Album Review: Heather Woods Broderick – Labyrinth

Dreaming With Eyes Open Wide

Through themes of complexity and simplicity, light and dark and a lens of dreaming, Heather Woods Broderick reflects on life’s innerworkings and brings the listener along for an ethereal journey on her newest album, Labyrinth. Her abstract and poetry-laden lyrics on top of airy instrumentals washed in reverb paint a colorful sonic landscape that teeters on the borders of reality, but is used sparingly so that the album is never predictable or stale.

In an interview with Brooklyn Vegan, Broderick explained that this album was heavily inspired by dreams that she has had. The idea of being caught in a dream is very prevalent across the album, residing in lyrics as well as instrumental elements. The idea of dreaming is introduced on the second track, “I Want to Go,” with the lyric “My mind’s been so alive at night in my dreams, so filled with curiosity and problem solving schemes.”
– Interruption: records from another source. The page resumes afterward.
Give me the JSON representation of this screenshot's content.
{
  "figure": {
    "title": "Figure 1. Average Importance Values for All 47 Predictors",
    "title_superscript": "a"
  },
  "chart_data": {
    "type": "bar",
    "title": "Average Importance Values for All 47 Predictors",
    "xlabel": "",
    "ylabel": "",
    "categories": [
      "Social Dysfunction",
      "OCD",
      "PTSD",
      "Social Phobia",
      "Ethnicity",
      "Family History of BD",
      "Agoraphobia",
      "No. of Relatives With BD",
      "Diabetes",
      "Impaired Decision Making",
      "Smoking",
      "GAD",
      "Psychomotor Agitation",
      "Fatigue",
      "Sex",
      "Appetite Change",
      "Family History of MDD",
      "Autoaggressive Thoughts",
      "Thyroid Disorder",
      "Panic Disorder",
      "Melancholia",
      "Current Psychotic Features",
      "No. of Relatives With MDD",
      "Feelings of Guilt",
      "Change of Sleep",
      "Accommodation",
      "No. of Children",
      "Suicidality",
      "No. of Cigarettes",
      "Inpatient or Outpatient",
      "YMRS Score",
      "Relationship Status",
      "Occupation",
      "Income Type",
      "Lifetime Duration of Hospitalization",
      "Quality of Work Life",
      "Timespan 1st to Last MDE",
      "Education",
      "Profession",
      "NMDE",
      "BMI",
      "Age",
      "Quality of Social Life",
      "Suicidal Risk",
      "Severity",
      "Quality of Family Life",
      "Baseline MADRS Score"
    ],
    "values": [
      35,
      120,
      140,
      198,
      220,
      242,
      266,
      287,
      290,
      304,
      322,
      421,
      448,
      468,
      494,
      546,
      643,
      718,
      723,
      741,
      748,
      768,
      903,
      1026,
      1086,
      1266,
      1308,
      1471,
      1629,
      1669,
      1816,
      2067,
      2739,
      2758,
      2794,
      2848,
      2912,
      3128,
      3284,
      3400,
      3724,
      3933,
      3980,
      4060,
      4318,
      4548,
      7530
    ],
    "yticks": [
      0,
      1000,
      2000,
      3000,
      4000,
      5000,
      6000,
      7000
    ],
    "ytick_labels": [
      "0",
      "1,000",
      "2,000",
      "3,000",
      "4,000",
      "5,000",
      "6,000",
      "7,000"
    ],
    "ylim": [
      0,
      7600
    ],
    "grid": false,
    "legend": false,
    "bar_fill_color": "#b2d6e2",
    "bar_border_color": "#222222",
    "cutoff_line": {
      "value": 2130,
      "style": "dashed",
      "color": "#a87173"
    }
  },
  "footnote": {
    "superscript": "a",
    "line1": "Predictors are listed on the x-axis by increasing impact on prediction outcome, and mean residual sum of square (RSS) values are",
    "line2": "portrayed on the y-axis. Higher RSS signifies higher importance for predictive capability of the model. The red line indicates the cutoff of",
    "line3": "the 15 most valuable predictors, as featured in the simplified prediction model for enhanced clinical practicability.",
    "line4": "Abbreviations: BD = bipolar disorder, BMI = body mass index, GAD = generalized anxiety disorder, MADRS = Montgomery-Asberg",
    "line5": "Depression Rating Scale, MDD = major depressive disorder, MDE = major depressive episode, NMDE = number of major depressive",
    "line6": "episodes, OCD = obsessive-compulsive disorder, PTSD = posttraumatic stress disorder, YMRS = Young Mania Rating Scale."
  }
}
The lyrics themselves from that point onward continue to present themselves as more and more abstract and dream-like, like on “Wandering” where she sings “Who are all these people?” and “What are we even looking at?” while describing abstract images like “green and pink” and “We drank the tea in our slow groove toward infinity.” Broderick even admits that the dreaming she’s been doing has taken a toll on her in “Blood Run Through Me,” singing: “I’m tapped out, too much dreaming of another life. Blood run through me, I am emptied.”

Instrumentally, the choices made from track to track are polarizing, but the wide variety lends itself well to the complexity of the idea of a labyrinth. The instrumental elements also dip into another theme that presents itself across the album, being the balance between light and dark. Lyrically, the idea is presented several times with lyrics like “Sunlight still casts shadows through the trees” on the closing track “What Does Love Care.” These sentiments are best represented, however, through the ever-changing instrumentation from track to track. The best example of this can be found right at the start of the journey with the first two tracks.

The opener, “As I Left,” is an intimate introduction to the menagerie of sounds and ideas to come, utilizing only a pedal piano note, sparse chords, and breathy and close vocals. In direct opposition, the following track, “I Want to Go,” opens with fully distorted bass and melodic elements, so dark and distorted to the point where the instrument being used is almost indiscernible. Once the song reaches its chorus, the distorted elements are lost and the space opens up with bright and plucky string instruments layered on top of more breathy vocals and airy synths, bridging the gap between light and dark yet again.